Photobucket - Video and Image Hosting
Karangan Bunga Ucapan Ulang Tahun ke 10 untuk PBHI dari Salah Seorang Anggota.

Acara ulang tahun kali ini sengaja dibuat sederhana. Jauh-jauh hari, Johnson Panjaitan, Ketua Badan Pengurus PBHI, biasa dipanggil bang Johnson, minta acara ulang tahun ini hanya bersifat internal saja. Cukup mengundang anggota-anggota saja. Tidak perlu besar-besaran seperti tahun lalu di Goethe Institut. Suasana di tahun ini menyebabkan kita harus tampil sederhana.

Menurut Mbak Diah, untuk acara ini ia telah melayangkan 150 undangan. 100 untuk anggota. 50 untuk undangan umum. Lho kok ada undangan umum? Katanya internal. Ya, tampaknya memang tak bisa dihindari. Ada orang luar yang akhirnya tetap diundang. Mereka diundang, karena selama ini mereka telah memberikan perhatian dan menjadi mitra yang baik kepada PBHI. Tak enak hati rasanya, jika tak mengundang.


JAM di Hand Phone saya sudah menunjukkan pukul 15.00. Namun kursi-kursi tamu dengan kapasitas 150 orang itu, nampak masih kosong. Hanya 5 bangku saja yang baru terisi. Saya pun gusar. Seorang kawan coba menenangkan, “biasa, waktu Indonesia, jam karet coy…” Tapi tak hanya itu, belum munculnya beberapa orang staf senior di PBHI juga turut membuat saya gelisah.

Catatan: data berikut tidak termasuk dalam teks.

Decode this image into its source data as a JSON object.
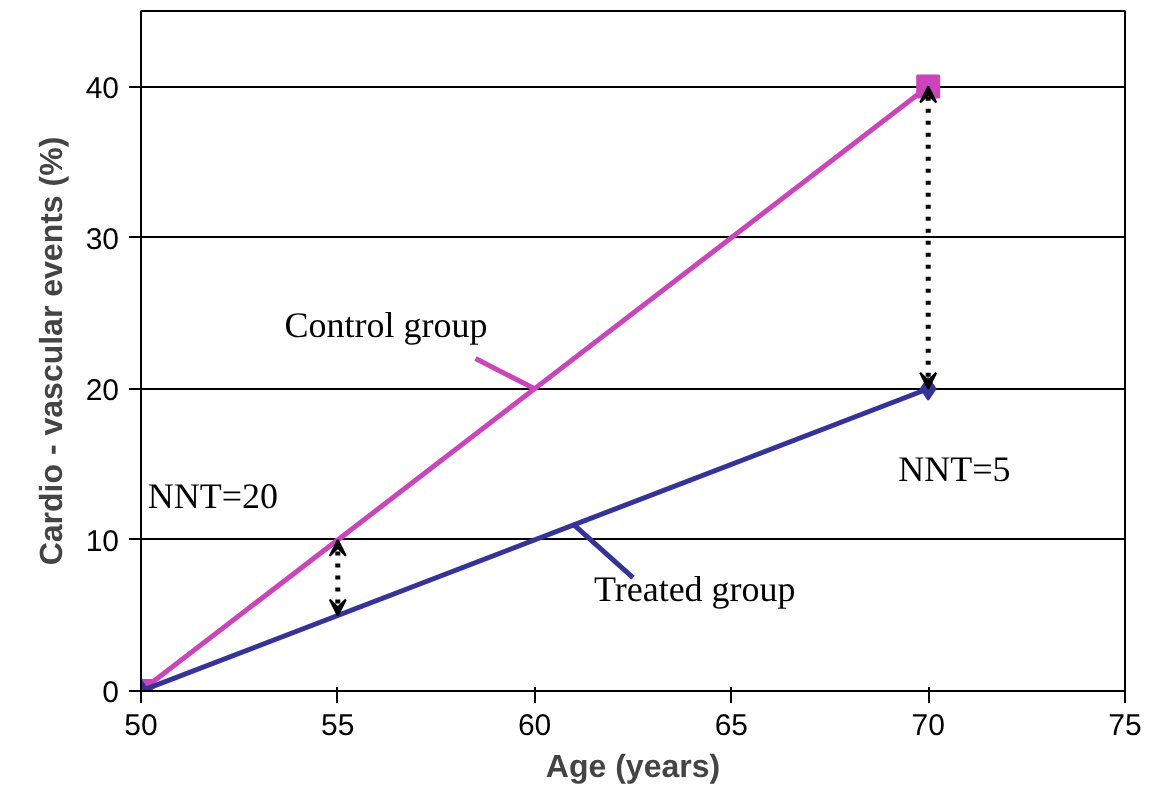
{
  "chart_data": {
    "type": "line",
    "xlabel": "Age (years)",
    "ylabel": "Cardio - vascular events (%)",
    "xlim": [
      50,
      75
    ],
    "xticks": [
      50,
      55,
      60,
      65,
      70,
      75
    ],
    "ylim": [
      0,
      45
    ],
    "yticks": [
      0,
      10,
      20,
      30,
      40
    ],
    "grid": "y",
    "x": [
      50,
      70
    ],
    "series": [
      {
        "name": "Control group",
        "color": "#cc44bb",
        "values": [
          0,
          40
        ],
        "marker": "square"
      },
      {
        "name": "Treated group",
        "color": "#333399",
        "values": [
          0,
          20
        ],
        "marker": "diamond"
      }
    ],
    "annotations": [
      {
        "text": "NNT=20",
        "x": 55,
        "y": 10
      },
      {
        "text": "NNT=5",
        "x": 70,
        "y": 20
      }
    ]
  }
}
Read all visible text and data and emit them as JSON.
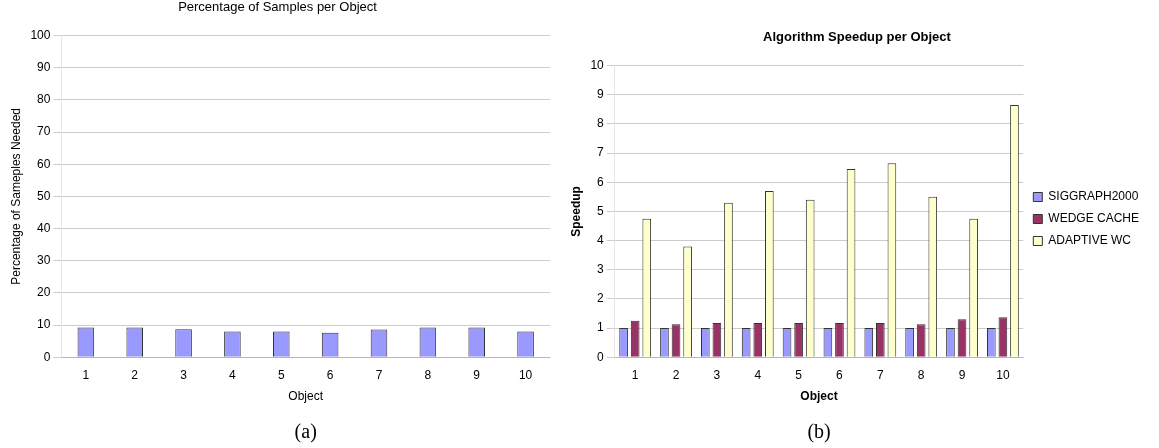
{
  "chart_data": [
    {
      "type": "bar",
      "title": "Percentage of Samples per Object",
      "xlabel": "Object",
      "ylabel": "Percentage of Sameples Needed",
      "categories": [
        "1",
        "2",
        "3",
        "4",
        "5",
        "6",
        "7",
        "8",
        "9",
        "10"
      ],
      "values": [
        9.2,
        9.2,
        8.7,
        8,
        8,
        7.6,
        8.6,
        9.2,
        9.2,
        8
      ],
      "color": "#9999ff",
      "ylim": [
        0,
        100
      ],
      "yticks": [
        0,
        10,
        20,
        30,
        40,
        50,
        60,
        70,
        80,
        90,
        100
      ],
      "grid": "y",
      "legend": false,
      "annotations": [
        "(a)"
      ]
    },
    {
      "type": "bar",
      "title": "Algorithm Speedup per Object",
      "xlabel": "Object",
      "ylabel": "Speedup",
      "categories": [
        "1",
        "2",
        "3",
        "4",
        "5",
        "6",
        "7",
        "8",
        "9",
        "10"
      ],
      "series": [
        {
          "name": "SIGGRAPH2000",
          "color": "#9999ff",
          "values": [
            1,
            1,
            1,
            1,
            1,
            1,
            1,
            1,
            1,
            1
          ]
        },
        {
          "name": "WEDGE CACHE",
          "color": "#993366",
          "values": [
            1.25,
            1.13,
            1.17,
            1.17,
            1.17,
            1.17,
            1.17,
            1.13,
            1.3,
            1.37
          ]
        },
        {
          "name": "ADAPTIVE WC",
          "color": "#ffffcc",
          "values": [
            4.75,
            3.8,
            5.3,
            5.7,
            5.4,
            6.45,
            6.65,
            5.5,
            4.75,
            8.65
          ]
        }
      ],
      "ylim": [
        0,
        10
      ],
      "yticks": [
        0,
        1,
        2,
        3,
        4,
        5,
        6,
        7,
        8,
        9,
        10
      ],
      "grid": "y",
      "legend": "right",
      "annotations": [
        "(b)"
      ]
    }
  ]
}
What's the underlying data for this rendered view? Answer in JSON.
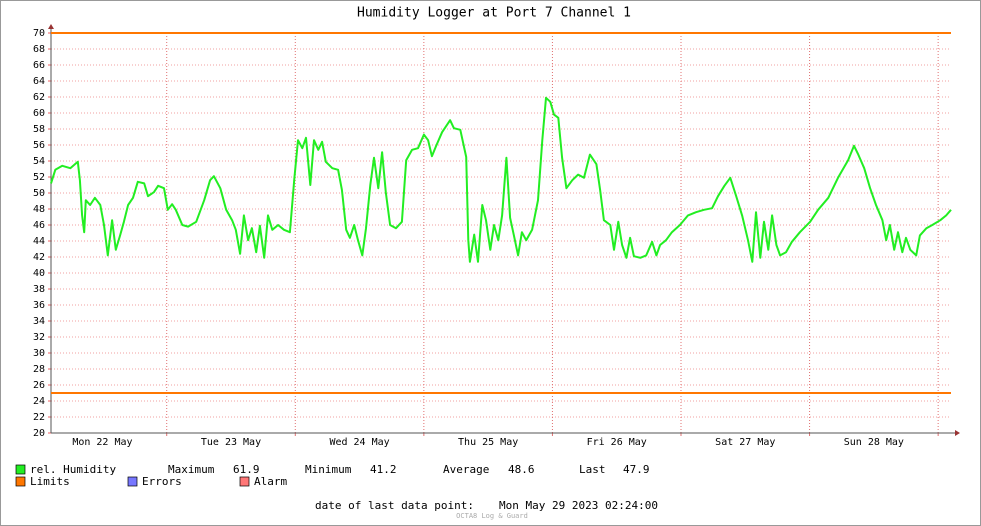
{
  "chart_data": {
    "type": "line",
    "title": "Humidity Logger at Port 7 Channel 1",
    "x": [
      2.4,
      3.2,
      4.5,
      6.0,
      7.4,
      7.8,
      8.2,
      8.6,
      8.9,
      9.7,
      10.6,
      11.6,
      12.3,
      13.0,
      13.8,
      14.5,
      15.3,
      16.0,
      16.8,
      17.7,
      18.6,
      19.8,
      20.5,
      21.6,
      22.4,
      23.5,
      24.2,
      25.0,
      25.7,
      26.9,
      28.0,
      29.5,
      31.0,
      32.1,
      32.8,
      34.0,
      35.1,
      36.2,
      36.9,
      37.7,
      38.4,
      39.2,
      39.9,
      40.7,
      41.4,
      42.2,
      42.9,
      43.7,
      44.8,
      45.9,
      47.0,
      47.8,
      48.5,
      49.3,
      50.0,
      50.8,
      51.5,
      52.3,
      53.0,
      53.7,
      54.9,
      56.0,
      56.7,
      57.5,
      58.2,
      59.0,
      59.7,
      60.5,
      61.2,
      62.0,
      62.7,
      63.5,
      64.2,
      64.9,
      65.7,
      66.8,
      67.9,
      68.7,
      69.8,
      70.9,
      72.0,
      72.8,
      73.5,
      74.3,
      75.4,
      76.9,
      77.6,
      78.8,
      79.9,
      80.3,
      80.6,
      81.4,
      82.1,
      82.9,
      83.6,
      84.4,
      85.1,
      85.9,
      86.6,
      87.4,
      88.1,
      88.8,
      89.6,
      90.3,
      91.1,
      92.2,
      93.3,
      94.1,
      94.8,
      95.6,
      96.3,
      97.1,
      97.8,
      98.6,
      99.7,
      100.8,
      101.9,
      103.0,
      104.2,
      104.9,
      105.6,
      106.8,
      107.5,
      108.3,
      109.0,
      109.8,
      110.5,
      111.2,
      112.4,
      113.5,
      114.6,
      115.4,
      116.1,
      117.2,
      118.3,
      119.8,
      121.3,
      122.8,
      124.3,
      125.8,
      126.9,
      128.1,
      129.2,
      130.3,
      131.4,
      132.5,
      133.3,
      134.0,
      134.8,
      135.5,
      136.3,
      137.0,
      137.8,
      138.5,
      139.6,
      140.7,
      142.2,
      144.1,
      145.6,
      147.5,
      149.3,
      151.2,
      152.3,
      153.1,
      154.2,
      155.3,
      156.4,
      157.6,
      158.3,
      159.0,
      159.8,
      160.5,
      161.3,
      162.0,
      162.8,
      163.9,
      164.6,
      165.8,
      166.9,
      168.4,
      169.5,
      170.4
    ],
    "series": [
      {
        "name": "rel. Humidity",
        "color": "#22ee22",
        "values": [
          51.2,
          52.9,
          53.4,
          53.1,
          53.9,
          51.6,
          47.2,
          45.1,
          49.1,
          48.5,
          49.4,
          48.5,
          46.0,
          42.2,
          46.6,
          42.9,
          44.7,
          46.4,
          48.5,
          49.4,
          51.4,
          51.2,
          49.6,
          50.1,
          50.9,
          50.6,
          47.9,
          48.6,
          47.9,
          46.0,
          45.8,
          46.4,
          49.1,
          51.6,
          52.1,
          50.6,
          47.9,
          46.6,
          45.4,
          42.4,
          47.2,
          44.1,
          45.6,
          42.6,
          45.9,
          41.9,
          47.2,
          45.4,
          46.0,
          45.4,
          45.1,
          51.6,
          56.6,
          55.6,
          56.9,
          51.0,
          56.6,
          55.4,
          56.4,
          53.9,
          53.1,
          52.9,
          50.4,
          45.4,
          44.4,
          46.0,
          44.1,
          42.2,
          45.6,
          51.0,
          54.4,
          50.6,
          55.1,
          50.1,
          46.0,
          45.6,
          46.4,
          54.1,
          55.4,
          55.6,
          57.3,
          56.6,
          54.6,
          55.9,
          57.6,
          59.1,
          58.1,
          57.9,
          54.5,
          44.1,
          41.4,
          44.8,
          41.4,
          48.5,
          46.6,
          42.9,
          46.0,
          44.1,
          47.2,
          54.4,
          46.9,
          44.7,
          42.2,
          45.1,
          44.1,
          45.4,
          49.1,
          56.6,
          61.9,
          61.4,
          59.8,
          59.4,
          54.4,
          50.6,
          51.6,
          52.3,
          51.9,
          54.8,
          53.6,
          50.4,
          46.6,
          46.0,
          42.9,
          46.4,
          43.5,
          41.9,
          44.4,
          42.1,
          41.9,
          42.2,
          43.9,
          42.2,
          43.5,
          44.1,
          45.1,
          46.0,
          47.2,
          47.6,
          47.9,
          48.1,
          49.6,
          50.9,
          51.9,
          49.6,
          47.2,
          44.1,
          41.4,
          47.6,
          41.9,
          46.4,
          42.9,
          47.2,
          43.5,
          42.2,
          42.6,
          43.9,
          45.1,
          46.4,
          47.9,
          49.4,
          51.9,
          54.1,
          55.9,
          54.8,
          53.1,
          50.6,
          48.5,
          46.6,
          44.1,
          46.0,
          42.9,
          45.1,
          42.6,
          44.4,
          42.9,
          42.2,
          44.7,
          45.6,
          46.0,
          46.6,
          47.2,
          47.9
        ]
      }
    ],
    "limits": {
      "name": "Limits",
      "color": "#ff7700",
      "values": [
        70,
        25
      ]
    },
    "legend_extra": [
      {
        "name": "Errors",
        "color": "#7777ff"
      },
      {
        "name": "Alarm",
        "color": "#ff7777"
      }
    ],
    "stats": [
      {
        "label": "Maximum",
        "value": 61.9
      },
      {
        "label": "Minimum",
        "value": 41.2
      },
      {
        "label": "Average",
        "value": 48.6
      },
      {
        "label": "Last",
        "value": 47.9
      }
    ],
    "xlim": [
      2.4,
      170.4
    ],
    "xticks": [
      {
        "value": 12,
        "label": "Mon 22 May"
      },
      {
        "value": 36,
        "label": "Tue 23 May"
      },
      {
        "value": 60,
        "label": "Wed 24 May"
      },
      {
        "value": 84,
        "label": "Thu 25 May"
      },
      {
        "value": 108,
        "label": "Fri 26 May"
      },
      {
        "value": 132,
        "label": "Sat 27 May"
      },
      {
        "value": 156,
        "label": "Sun 28 May"
      }
    ],
    "xgrid": [
      24,
      48,
      72,
      96,
      120,
      144,
      168
    ],
    "ylim": [
      20,
      70
    ],
    "yticks": [
      20,
      22,
      24,
      26,
      28,
      30,
      32,
      34,
      36,
      38,
      40,
      42,
      44,
      46,
      48,
      50,
      52,
      54,
      56,
      58,
      60,
      62,
      64,
      66,
      68,
      70
    ],
    "grid": true,
    "footer_label": "date of last data point:",
    "footer_value": "Mon May 29 2023 02:24:00",
    "watermark": "OCTA8 Log & Guard"
  }
}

Akhirnya baru pukul 16.15 acara di mulai. Freddy, dan Susan, maju ke depan panggung. Keduanya mengambil peran sebagai Presenter.

Photobucket - Video and Image Hosting
Freddy dan Susan saat menjadi presenter

Freddy, advokat muda bermarga Simanungkalit ini, tak hanya bakat dalam urusan gertak-menggertak dengan dalil hukum, tapi juga bakat jadi presenter. Setiap acara PBHI, ia selalu menjadi presenter langganan. Bayarannya cukup “tinggi”. “Saya dibayar 2 M oleh PBHI. 2 M, Makasih ya Mas…!” kata Freddy mengguyon.

Freddy dan Susan mencoba menghidupkan suasana. Acara doorprize mereka gelar untuk menambah meriah acara. Para tamu pun mulai bertambah berdatangan. Para tamu disambut dengan dua meja untuk tanda tangan. Satu meja untuk undangan di non anggota. Satu meja lagi untuk undangan para anggota.

Untuk anggota, disiapkan sebuah kain kanvas selebar 2x1.5 meter. Kanvas ditempel di atas sebuah whiteboard. Di atas kanvas itu, para tamu anggota, menuliskan sebuah kalimat-kalimat refleksinya atas 10 tahun PBHI.

Dalam coretannya di atas kanvas, bang Johnson menuliskan, “bersama kita melawan impunity”. Pak Hendardi menulis, “Semoga PBHI tetap menjadi organisasi yang membela orang-orang yang dilemahkan oleh penguasa.”

Beberapa saat sebelum menulis, Pak Hendardi nampak menggaruk-garuk kepala, berdiri di depan kanvas. Freddy yang melihatnya dari jauh, kemudian menyapa. “Udah pak Hen, gak usah bingung-bingung, tulis aja...!” Suasana pun menjadi pecah dengan tawa ringan.

Photobucket - Video and Image Hosting

Anggota-anggota lain juga menuliskan refleksinya. Bahkan Baim, kawan satu angkatan saya di PBHI, tak mau kalah. Meski belum anggota, ia tetap memaksa menggoreskan sepatah katanya dengan spidol di atas kanvas. Sebuah tanda, betapa dia amat mencintai PBHI.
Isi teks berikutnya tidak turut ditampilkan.